For all the synth and clean-sounding guitars, he relies on his Fractal Audio Axe-Fx II, which is also where he gets the aforementioned percentage of feedback. For the impending tour, instead of using amps, the Fractal is now the backbone of his live rig. Until recently, he was using Blackstars, but since the whole band is using in-ears, they are abandoning amps onstage for the first time ever. “It’s going to be a quiet stage, like our sound guy has wanted for a very long time,” he chuckles.

He and D’Amond will also play to a click track during performances on the upcoming tour. “The reason for playing to a click is so the tempo changes are where they should be, whereas previously we would just find the median tempo and go with that,” he notes.

“My favorite guitar players are Jerry Cantrell and Björn Gelotte from In Flames. They shred, but they have a certain amount of phrasing to their solos—like they’re talking to you.”

As for splitting guitar duties, Spreitzer says DevilDriver has never been the type of band where one person plays leads and the other rhythm. “It’s all over the place,” he confides. “Any songs where Jeff had done the solos, Neal is playing those, like on ‘Dead to Rights’ from Beast.” Tiemann also plays a few solos on the new album. A perfect example of his style is the outro on the title track, which illuminates the cooperative way the two guitarists work together.

“On ‘Trust No One,’ it’s Neal playing, but it’s my idea,” explains Spreitzer. “I was like, ‘Do something that Jerry Cantrell would do, using a wah, and make it dissonant and sludgy.’ I think he did it in one or two takes. My favorite guitar players are Jerry Cantrell and Björn Gelotte from In Flames. They shred, but they have a certain amount of phrasing to their solos—like they’re talking to you.

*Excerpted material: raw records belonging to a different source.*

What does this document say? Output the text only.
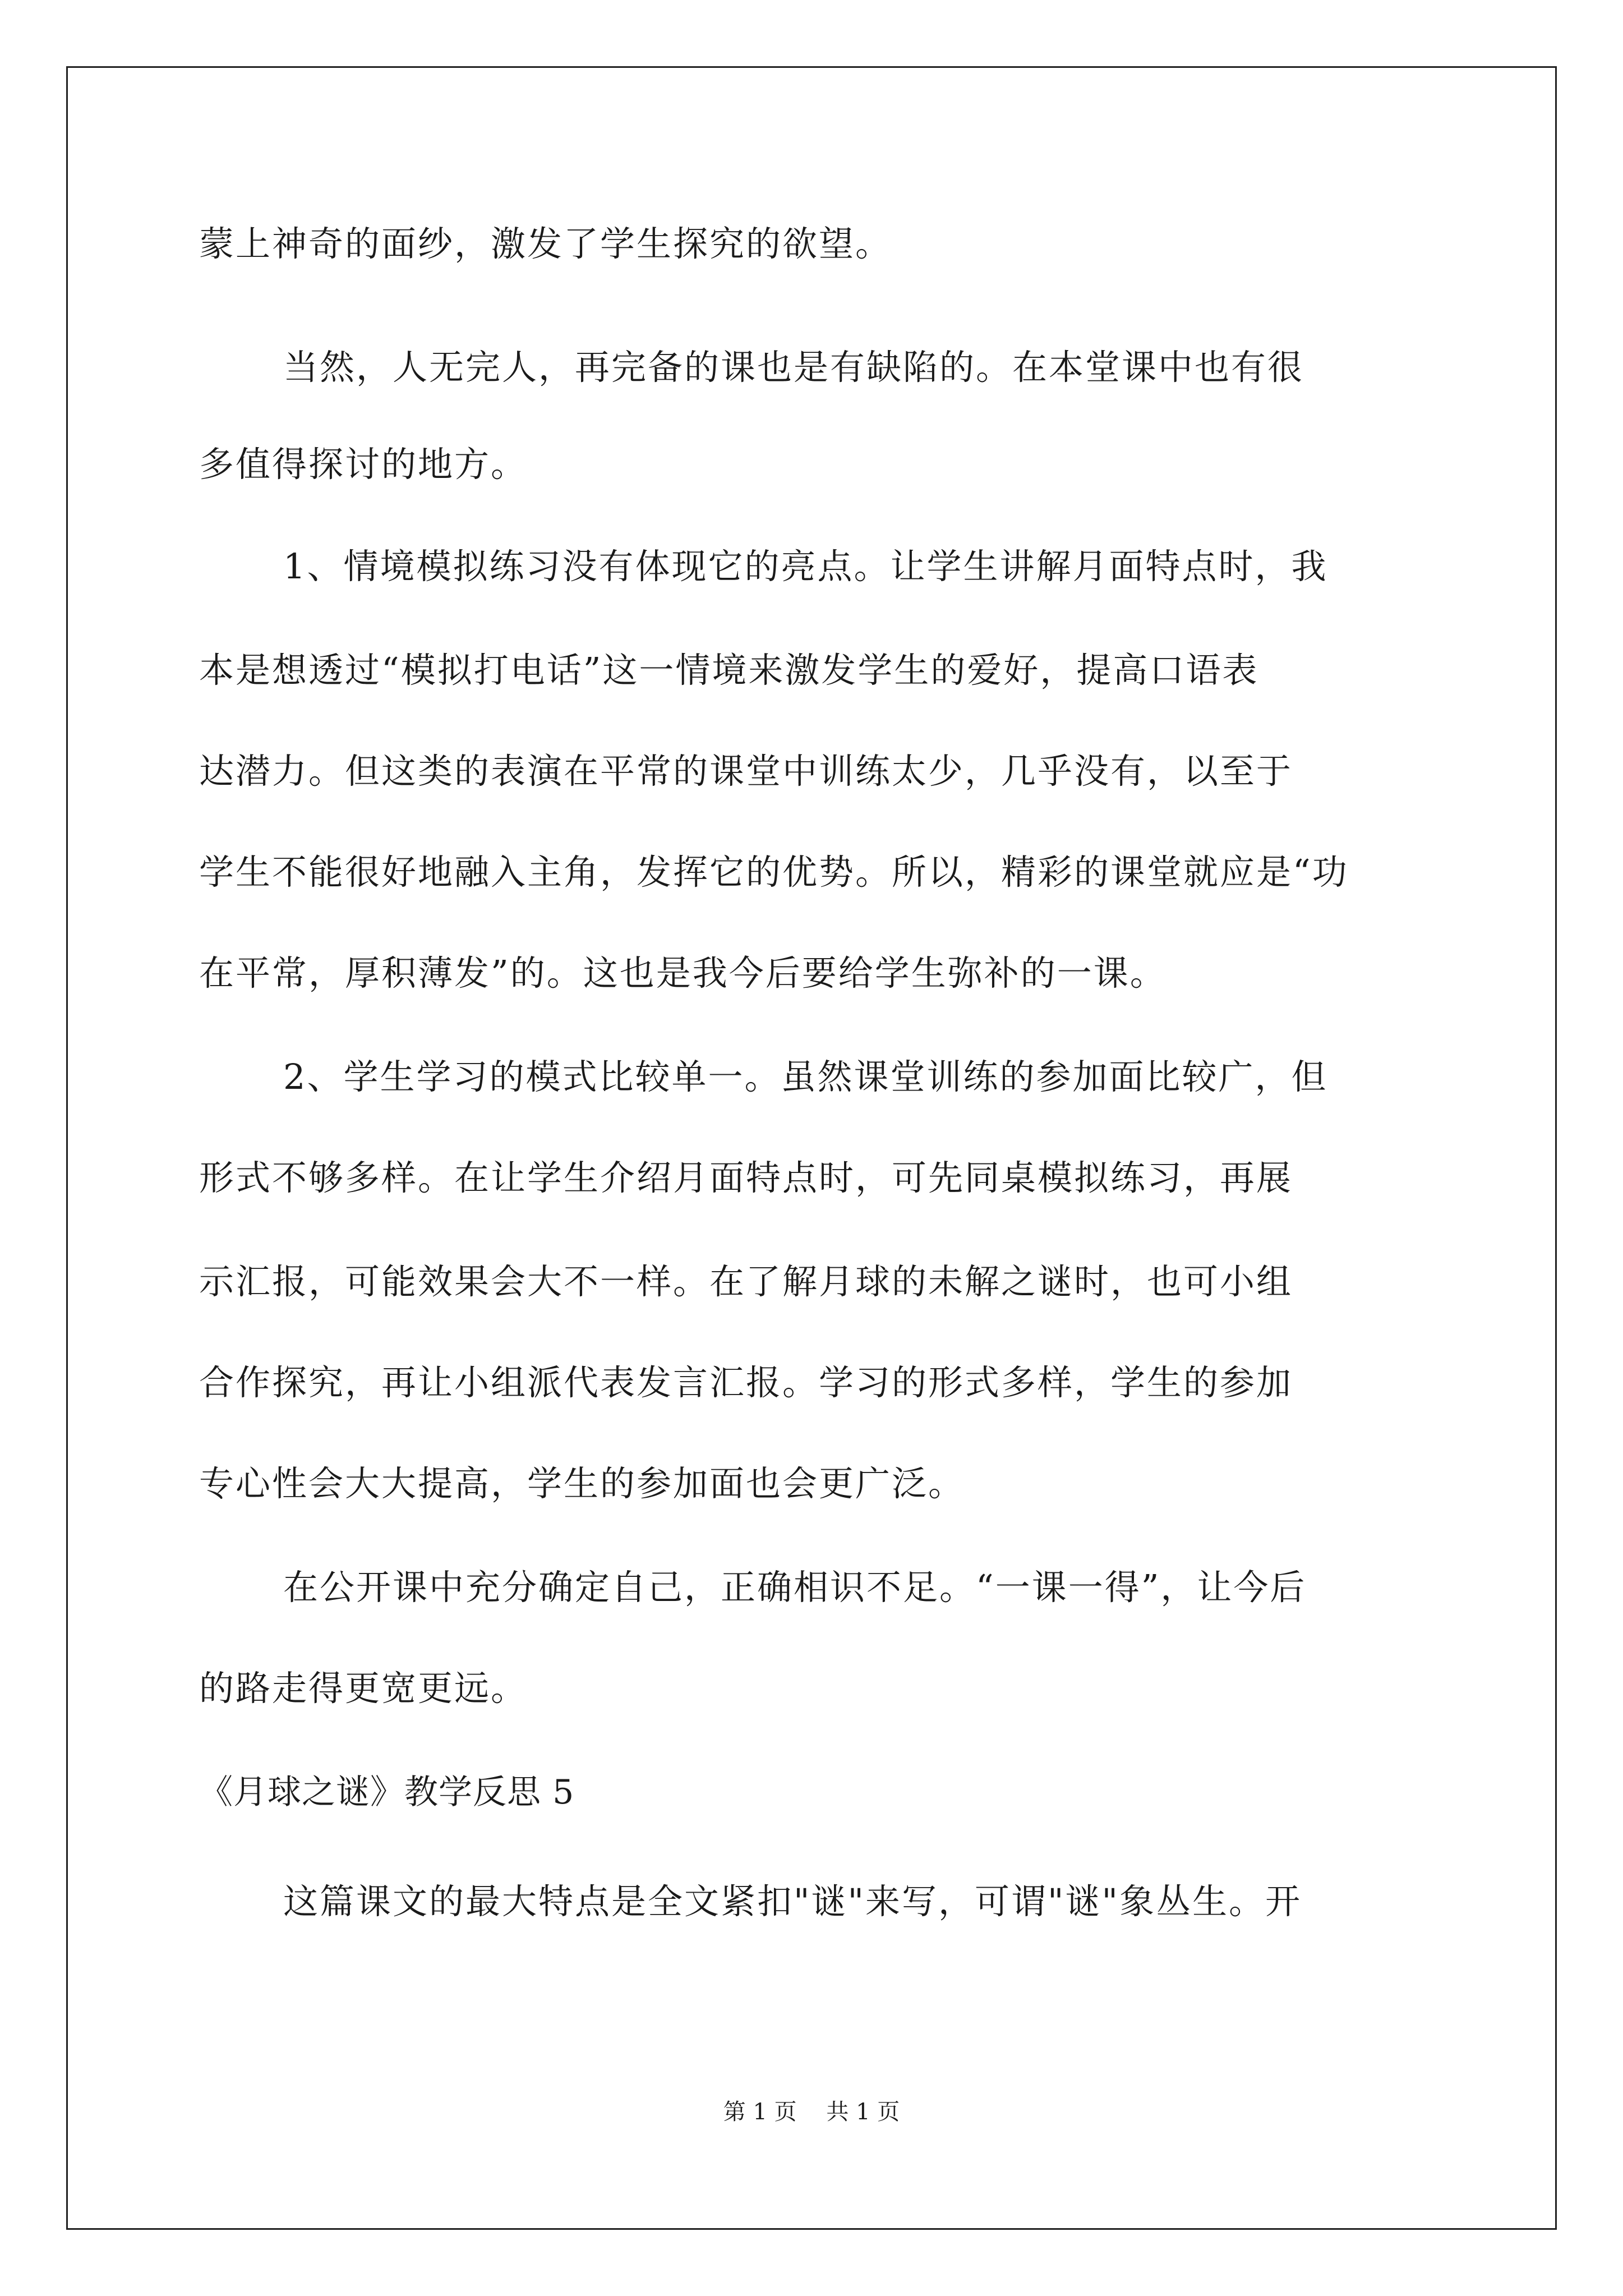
蒙上神奇的面纱，激发了学生探究的欲望。
当然，人无完人，再完备的课也是有缺陷的。在本堂课中也有很
多值得探讨的地方。
1、情境模拟练习没有体现它的亮点。让学生讲解月面特点时，我
本是想透过“模拟打电话”这一情境来激发学生的爱好，提高口语表
达潜力。但这类的表演在平常的课堂中训练太少，几乎没有，以至于
学生不能很好地融入主角，发挥它的优势。所以，精彩的课堂就应是“功
在平常，厚积薄发”的。这也是我今后要给学生弥补的一课。
2、学生学习的模式比较单一。虽然课堂训练的参加面比较广，但
形式不够多样。在让学生介绍月面特点时，可先同桌模拟练习，再展
示汇报，可能效果会大不一样。在了解月球的未解之谜时，也可小组
合作探究，再让小组派代表发言汇报。学习的形式多样，学生的参加
专心性会大大提高，学生的参加面也会更广泛。
在公开课中充分确定自己，正确相识不足。“一课一得”，让今后
的路走得更宽更远。
《月球之谜》教学反思 5
这篇课文的最大特点是全文紧扣"谜"来写，可谓"谜"象丛生。开
第 1 页 共 1 页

That’s very much how Neal writes.”

Mike Spreitzer’s Gear

Guitars
ESP Custom V Series
ESP Eclipse-II

Amps
Fractal Audio Axe-Fx II
Kemper Profiling Amplifier
Driftwood Purple Nightmare
Mesa/Boogie cab with Celestion Vintage 30s

Effects
Mission Engineering EP1-KP Expression Pedal

Strings and Accessories
SIT Power Steel (.010–.052)
Fishman Fluence Modern Humbuckers
Bare Knuckle Aftermath Humbuckers
EMG 81 and 60 humbucker sets
InTune .88 mm picks
JH Audio JH16 Pro Custom In-Ear Monitors

When it comes to constructing his own solos, Spreitzer says he strives to compose a song within the song. “There are a couple of places on the record where I tried to shred a little more than I normally would, but I like solos to sing and have phrasing,” he explains. “I don’t think I’m the best at it, but I strive for that.”

A self-professed Cubase guy, Spreitzer says that DevilDriver’s polyrhythmic, multi-layered attack is built with modern technology. “I started getting familiar with recording when I was about 18, and now I have a fairly legit studio in my house,” he explains. “If I write a part, I’ll put it on loop and listen to it over and over and jam on top of that. And sometimes I’ll come up with two or three or four different parts layered on top of one another. That’s how it started happening.”

As for deciding who plays what, Spreitzer says whoever wrote the parts gets to decide. “But shit like that mattered so much more when I was in my 20s,” he says. “Now, when it comes down to who’s going to play what, I’m just like, ‘If you’re cool with the part, great; if not, that’s cool, too.’ There are plenty of riffs to go around in DevilDriver.”

YouTube It

DevilDriver’s official video for “Daybreak” is packed with beauty and weirdness, aurally and visually, from the up-sliding guitar intro to the Golem-like figure that lopes across the screen at 3:24, shortly after new guitarist Neal Tiemann’s elegantly harmonized solo.